In a statement released in the late afternoon, Docapesca–Portos e Lotas, SA stated that the searches conducted by Judiciary Police inspectors and a Public Prosecutor’s Office attorney aimed to seek specific computer data for confiscation.
According to Docapesca, the searches are part of an ongoing investigation initiated by the Public Prosecutor’s Office in 2021, prior to the current Board of Directors’ term.
The actions, which concluded at around 14:00, were also carried out simultaneously at Docapesca’s Nazaré facilities, with the company ensuring “full cooperation and maintaining availability to provide all information deemed relevant by the authorities for the process.”
In a statement issued in the morning, the Judiciary Police detailed that 15 searches took place, both residential and non-residential, at a public capital anonymous society, a municipal chamber, five state agency facilities, the headquarters of three commercial companies, and a tourist development.
A source linked to the process told Lusa that the Câmara Municipal da Nazaré, the Portuguese Environment Agency, Docapesca, the Directorate of Lighthouses, and the Lisbon and Tagus Valley Regional Coordination and Development Commission were searched.
“The matter concerns the negotiation of a 40-year concession contract regarding private use of a maritime public domain area, which includes the public water domain, located in the Porto de Abrigo da Nazaré port area, corresponding to the rehabilitation and preservation of nine touristic houses,” explained the Judiciary Police in a statement.
Meanwhile, the Portuguese Environment Agency (APA) reported today that it cooperated with the Judiciary Police during the searches at its facilities, clarifying that it had no management, administration, or licensing duties related to the investigated matter.
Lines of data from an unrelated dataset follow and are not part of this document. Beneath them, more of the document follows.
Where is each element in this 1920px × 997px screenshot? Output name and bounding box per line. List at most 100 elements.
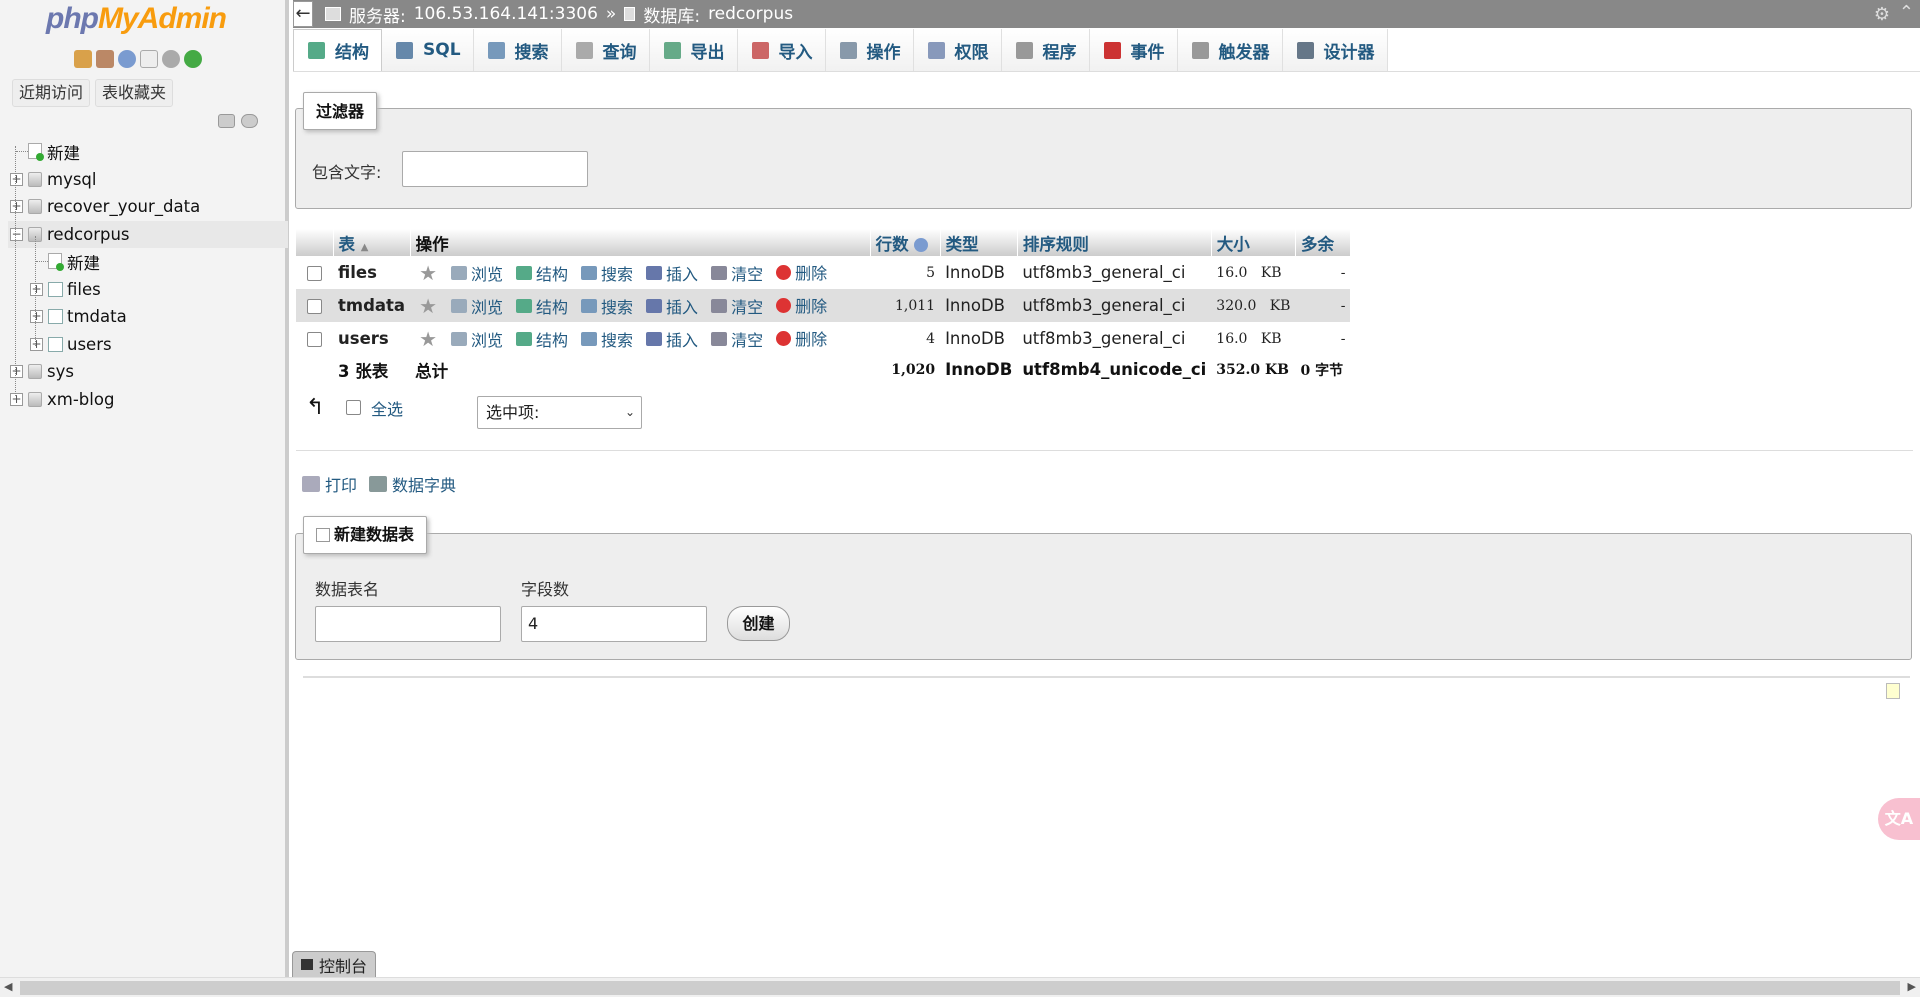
database-link[interactable]: redcorpus: [708, 4, 793, 24]
tab-query[interactable]: 查询: [561, 29, 650, 71]
collapse-all-icon[interactable]: [218, 114, 235, 128]
scrollbar-thumb[interactable]: [20, 981, 1900, 995]
tab-structure[interactable]: 结构: [293, 29, 382, 71]
tree-item-label[interactable]: 新建: [47, 140, 80, 164]
header-overhead[interactable]: 多余: [1295, 229, 1351, 256]
header-table[interactable]: 表 ▲: [333, 229, 411, 256]
search-link[interactable]: 搜索: [581, 294, 633, 318]
tree-item--[interactable]: 新建: [8, 138, 288, 166]
tree-item-mysql[interactable]: + mysql: [8, 166, 288, 194]
table-name-input[interactable]: [315, 606, 501, 642]
home-icon[interactable]: [74, 50, 92, 68]
tree-item-xm-blog[interactable]: + xm-blog: [8, 386, 288, 414]
print-link[interactable]: 打印: [302, 472, 357, 496]
tree-item-label[interactable]: tmdata: [67, 307, 127, 326]
drop-link[interactable]: 删除: [776, 260, 827, 284]
tab-events[interactable]: 事件: [1089, 29, 1178, 71]
tree-item-label[interactable]: users: [67, 335, 112, 354]
tree-item-label[interactable]: xm-blog: [47, 390, 114, 409]
settings-icon[interactable]: [162, 50, 180, 68]
help-icon[interactable]: [118, 50, 136, 68]
header-collation[interactable]: 排序规则: [1017, 229, 1212, 256]
column-count-input[interactable]: 4: [521, 606, 707, 642]
horizontal-scrollbar[interactable]: ◀ ▶: [0, 977, 1920, 997]
tab-triggers[interactable]: 触发器: [1177, 29, 1283, 71]
header-rows[interactable]: 行数: [870, 229, 941, 256]
tree-item--[interactable]: 新建: [8, 248, 288, 276]
tree-item-label[interactable]: sys: [47, 362, 74, 381]
console-tab[interactable]: 控制台: [292, 951, 376, 977]
tab-routines[interactable]: 程序: [1001, 29, 1090, 71]
collapse-icon[interactable]: −: [10, 227, 23, 241]
insert-link[interactable]: 插入: [646, 261, 698, 285]
search-link[interactable]: 搜索: [581, 327, 633, 351]
tree-item-label[interactable]: files: [67, 280, 101, 299]
favorite-star-icon[interactable]: ★: [419, 294, 437, 318]
expand-icon[interactable]: +: [10, 392, 23, 406]
tree-item-label[interactable]: mysql: [47, 170, 97, 189]
tab-designer[interactable]: 设计器: [1282, 29, 1388, 71]
browse-link[interactable]: 浏览: [451, 327, 503, 351]
favorite-star-icon[interactable]: ★: [419, 261, 437, 285]
row-size[interactable]: 16.0 KB: [1211, 256, 1295, 289]
favorite-star-icon[interactable]: ★: [419, 327, 437, 351]
structure-link[interactable]: 结构: [516, 327, 568, 351]
row-size[interactable]: 16.0 KB: [1211, 322, 1295, 355]
row-size[interactable]: 320.0 KB: [1211, 289, 1296, 322]
tab-export[interactable]: 导出: [649, 29, 738, 71]
tab-wrench[interactable]: 操作: [825, 29, 914, 71]
drop-link[interactable]: 删除: [776, 326, 827, 350]
expand-icon[interactable]: +: [10, 172, 23, 186]
exit-icon[interactable]: [96, 50, 114, 68]
collapse-icon[interactable]: ⌃: [1899, 2, 1914, 23]
drop-link[interactable]: 删除: [776, 293, 827, 317]
expand-icon[interactable]: +: [10, 200, 23, 213]
empty-link[interactable]: 清空: [711, 261, 763, 285]
with-selected-dropdown[interactable]: 选中项: ⌄: [477, 396, 642, 429]
tree-item-label[interactable]: redcorpus: [47, 225, 130, 244]
tree-item-recover-your-data[interactable]: + recover_your_data: [8, 193, 288, 221]
filter-input[interactable]: [402, 151, 588, 187]
page-settings-icon[interactable]: [1886, 683, 1900, 699]
tree-item-redcorpus[interactable]: − redcorpus: [8, 220, 288, 248]
search-link[interactable]: 搜索: [581, 261, 633, 285]
tree-item-users[interactable]: + users: [8, 331, 288, 359]
structure-link[interactable]: 结构: [516, 294, 568, 318]
insert-link[interactable]: 插入: [646, 327, 698, 351]
expand-icon[interactable]: +: [10, 365, 23, 378]
tab-search[interactable]: 搜索: [473, 29, 562, 71]
insert-link[interactable]: 插入: [646, 294, 698, 318]
favorites-tab[interactable]: 表收藏夹: [95, 79, 174, 107]
tab-privileges[interactable]: 权限: [913, 29, 1002, 71]
header-size[interactable]: 大小: [1211, 229, 1296, 256]
expand-icon[interactable]: +: [30, 310, 43, 323]
expand-icon[interactable]: +: [30, 282, 43, 296]
check-all-checkbox[interactable]: [346, 400, 361, 415]
empty-link[interactable]: 清空: [711, 294, 763, 318]
server-link[interactable]: 106.53.164.141:3306: [414, 4, 598, 24]
expand-icon[interactable]: +: [30, 337, 43, 351]
tree-item-files[interactable]: + files: [8, 276, 288, 304]
tree-item-label[interactable]: recover_your_data: [47, 197, 200, 216]
table-name-link[interactable]: files: [333, 256, 410, 289]
tree-item-tmdata[interactable]: + tmdata: [8, 303, 288, 331]
table-name-link[interactable]: users: [333, 322, 410, 355]
gear-icon[interactable]: ⚙: [1874, 4, 1890, 25]
row-checkbox[interactable]: [307, 299, 322, 314]
row-checkbox[interactable]: [307, 266, 322, 281]
docs-icon[interactable]: [140, 50, 158, 68]
recent-tab[interactable]: 近期访问: [12, 79, 91, 107]
back-arrow-icon[interactable]: ←: [293, 1, 313, 27]
tree-item-sys[interactable]: + sys: [8, 358, 288, 386]
browse-link[interactable]: 浏览: [451, 294, 503, 318]
browse-link[interactable]: 浏览: [451, 261, 503, 285]
create-button[interactable]: 创建: [727, 606, 790, 641]
tree-item-label[interactable]: 新建: [67, 250, 100, 274]
header-type[interactable]: 类型: [940, 229, 1018, 256]
tab-import[interactable]: 导入: [737, 29, 826, 71]
empty-link[interactable]: 清空: [711, 327, 763, 351]
tab-sql[interactable]: SQL: [382, 29, 474, 71]
table-name-link[interactable]: tmdata: [333, 289, 411, 322]
structure-link[interactable]: 结构: [516, 261, 568, 285]
link-icon[interactable]: [241, 114, 258, 128]
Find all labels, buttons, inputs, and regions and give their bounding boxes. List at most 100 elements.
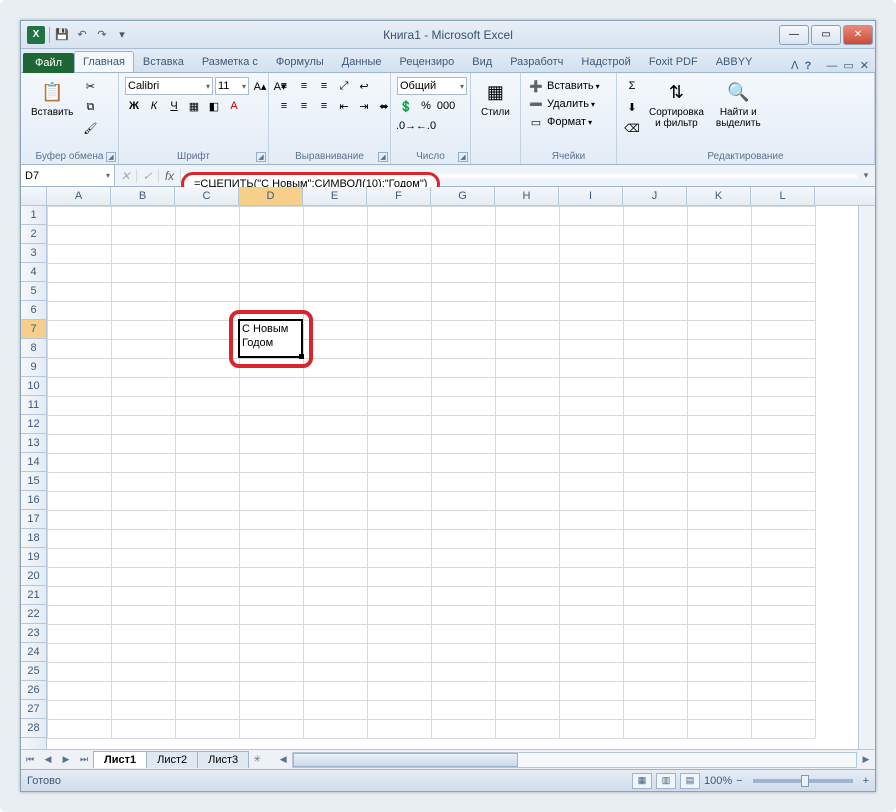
row-header[interactable]: 1: [21, 206, 46, 225]
underline-button[interactable]: Ч: [165, 97, 183, 115]
row-header[interactable]: 11: [21, 396, 46, 415]
row-header[interactable]: 25: [21, 662, 46, 681]
align-right-icon[interactable]: ≡: [315, 97, 333, 115]
vertical-scrollbar[interactable]: [858, 206, 875, 749]
column-header[interactable]: L: [751, 187, 815, 205]
row-header[interactable]: 21: [21, 586, 46, 605]
tab-formulas[interactable]: Формулы: [267, 51, 333, 72]
column-header[interactable]: H: [495, 187, 559, 205]
tab-file[interactable]: Файл: [23, 53, 74, 73]
row-header[interactable]: 22: [21, 605, 46, 624]
currency-icon[interactable]: 💲: [397, 97, 415, 115]
redo-icon[interactable]: ↷: [94, 27, 110, 43]
row-header[interactable]: 9: [21, 358, 46, 377]
row-header[interactable]: 16: [21, 491, 46, 510]
clear-icon[interactable]: ⌫: [623, 119, 641, 137]
tab-addins[interactable]: Надстрой: [572, 51, 639, 72]
number-format-combo[interactable]: Общий▾: [397, 77, 467, 95]
win-restore-icon[interactable]: —: [826, 60, 837, 72]
undo-icon[interactable]: ↶: [74, 27, 90, 43]
win-close-icon[interactable]: ✕: [860, 59, 869, 72]
row-header[interactable]: 7: [21, 320, 46, 339]
cancel-formula-icon[interactable]: ✕: [115, 169, 137, 183]
ribbon-minimize-icon[interactable]: ᐱ: [791, 59, 799, 72]
sheet-tab-2[interactable]: Лист2: [146, 751, 198, 768]
minimize-button[interactable]: —: [779, 25, 809, 45]
tab-layout[interactable]: Разметка с: [193, 51, 267, 72]
sheet-tab-1[interactable]: Лист1: [93, 751, 147, 768]
tab-home[interactable]: Главная: [74, 51, 134, 72]
formula-input[interactable]: =СЦЕПИТЬ("С Новым";СИМВОЛ(10);"Годом"): [181, 174, 857, 178]
column-header[interactable]: G: [431, 187, 495, 205]
sheet-nav-last-icon[interactable]: ⏭: [75, 754, 93, 765]
border-icon[interactable]: ▦: [185, 97, 203, 115]
help-icon[interactable]: ?: [805, 60, 812, 72]
column-header[interactable]: J: [623, 187, 687, 205]
align-center-icon[interactable]: ≡: [295, 97, 313, 115]
page-break-view-icon[interactable]: ▤: [680, 773, 700, 789]
zoom-in-icon[interactable]: +: [863, 775, 869, 787]
tab-foxit[interactable]: Foxit PDF: [640, 51, 707, 72]
row-header[interactable]: 10: [21, 377, 46, 396]
paste-button[interactable]: 📋 Вставить: [27, 77, 77, 120]
sheet-tab-3[interactable]: Лист3: [197, 751, 249, 768]
row-header[interactable]: 17: [21, 510, 46, 529]
column-header[interactable]: E: [303, 187, 367, 205]
column-header[interactable]: K: [687, 187, 751, 205]
tab-view[interactable]: Вид: [463, 51, 501, 72]
cells-area[interactable]: С Новым Годом: [47, 206, 858, 749]
orientation-icon[interactable]: ⤢: [335, 77, 353, 95]
row-header[interactable]: 8: [21, 339, 46, 358]
row-header[interactable]: 23: [21, 624, 46, 643]
row-header[interactable]: 13: [21, 434, 46, 453]
row-header[interactable]: 3: [21, 244, 46, 263]
indent-decrease-icon[interactable]: ⇤: [335, 97, 353, 115]
wrap-text-icon[interactable]: ↩: [355, 77, 373, 95]
cells-format-button[interactable]: ▭Формат▾: [527, 113, 592, 131]
column-header[interactable]: C: [175, 187, 239, 205]
row-header[interactable]: 4: [21, 263, 46, 282]
tab-review[interactable]: Рецензиро: [391, 51, 464, 72]
page-layout-view-icon[interactable]: ▥: [656, 773, 676, 789]
format-painter-icon[interactable]: 🖌: [81, 119, 99, 137]
close-button[interactable]: ✕: [843, 25, 873, 45]
sort-filter-button[interactable]: ⇅ Сортировка и фильтр: [645, 77, 708, 131]
name-box[interactable]: D7▾: [21, 165, 115, 186]
column-header[interactable]: A: [47, 187, 111, 205]
indent-increase-icon[interactable]: ⇥: [355, 97, 373, 115]
tab-data[interactable]: Данные: [333, 51, 391, 72]
row-header[interactable]: 28: [21, 719, 46, 738]
row-header[interactable]: 24: [21, 643, 46, 662]
styles-button[interactable]: ▦ Стили: [477, 77, 514, 120]
font-color-icon[interactable]: A: [225, 97, 243, 115]
new-sheet-icon[interactable]: ✳: [248, 754, 266, 765]
align-top-icon[interactable]: ≡: [275, 77, 293, 95]
cells-delete-button[interactable]: ➖Удалить▾: [527, 95, 595, 113]
percent-icon[interactable]: %: [417, 97, 435, 115]
zoom-level[interactable]: 100%: [704, 775, 732, 787]
cells-insert-button[interactable]: ➕Вставить▾: [527, 77, 600, 95]
excel-icon[interactable]: X: [27, 26, 45, 44]
sheet-nav-first-icon[interactable]: ⏮: [21, 754, 39, 765]
autosum-icon[interactable]: Σ: [623, 77, 641, 95]
align-bottom-icon[interactable]: ≡: [315, 77, 333, 95]
fill-icon[interactable]: ⬇: [623, 98, 641, 116]
copy-icon[interactable]: ⧉: [81, 98, 99, 116]
row-header[interactable]: 19: [21, 548, 46, 567]
dialog-launcher-icon[interactable]: ◢: [256, 152, 266, 162]
maximize-button[interactable]: ▭: [811, 25, 841, 45]
zoom-out-icon[interactable]: −: [736, 775, 742, 787]
comma-icon[interactable]: 000: [437, 97, 455, 115]
row-header[interactable]: 12: [21, 415, 46, 434]
fill-color-icon[interactable]: ◧: [205, 97, 223, 115]
dialog-launcher-icon[interactable]: ◢: [458, 152, 468, 162]
fx-icon[interactable]: fx: [159, 169, 181, 183]
row-header[interactable]: 15: [21, 472, 46, 491]
horizontal-scrollbar[interactable]: ◀ ▶: [274, 752, 875, 768]
expand-formula-bar-icon[interactable]: ▾: [857, 170, 875, 181]
row-header[interactable]: 18: [21, 529, 46, 548]
zoom-slider[interactable]: [753, 779, 853, 783]
column-header[interactable]: F: [367, 187, 431, 205]
normal-view-icon[interactable]: ▦: [632, 773, 652, 789]
qat-dropdown-icon[interactable]: ▾: [114, 27, 130, 43]
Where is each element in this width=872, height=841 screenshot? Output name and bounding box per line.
The Nazaré Municipality also confirmed the searches at the office, with former president Walter Chicharro clarifying that it was limited to urban planning licensing for the properties investigated by the Judiciary Police, which are state-owned.
Contacted by Lusa, Walter Chicharro, who was the Nazaré mayor at the time of the events, explained it was “a process where the municipality’s involvement is merely urban planning licensing.”
According to the former mayor, “the properties belong to the Central State,” and the concession contract “was launched by the Central State through Docapesca,” with “zero intervention from the Nazaré Municipality in all legal proceedings regarding the concession of the nine houses,” as it “would require a Central State entity to initiate the tendering process.”
Operation “Dunas” involved three Public Prosecutor’s Office magistrates, 40 criminal investigators, and scientific police experts from the Judiciary Police, with support from the Central Directorate of the Judiciary Police, the Technological IT Expertise Unit, and the Financial and Accounting Expertise Unit.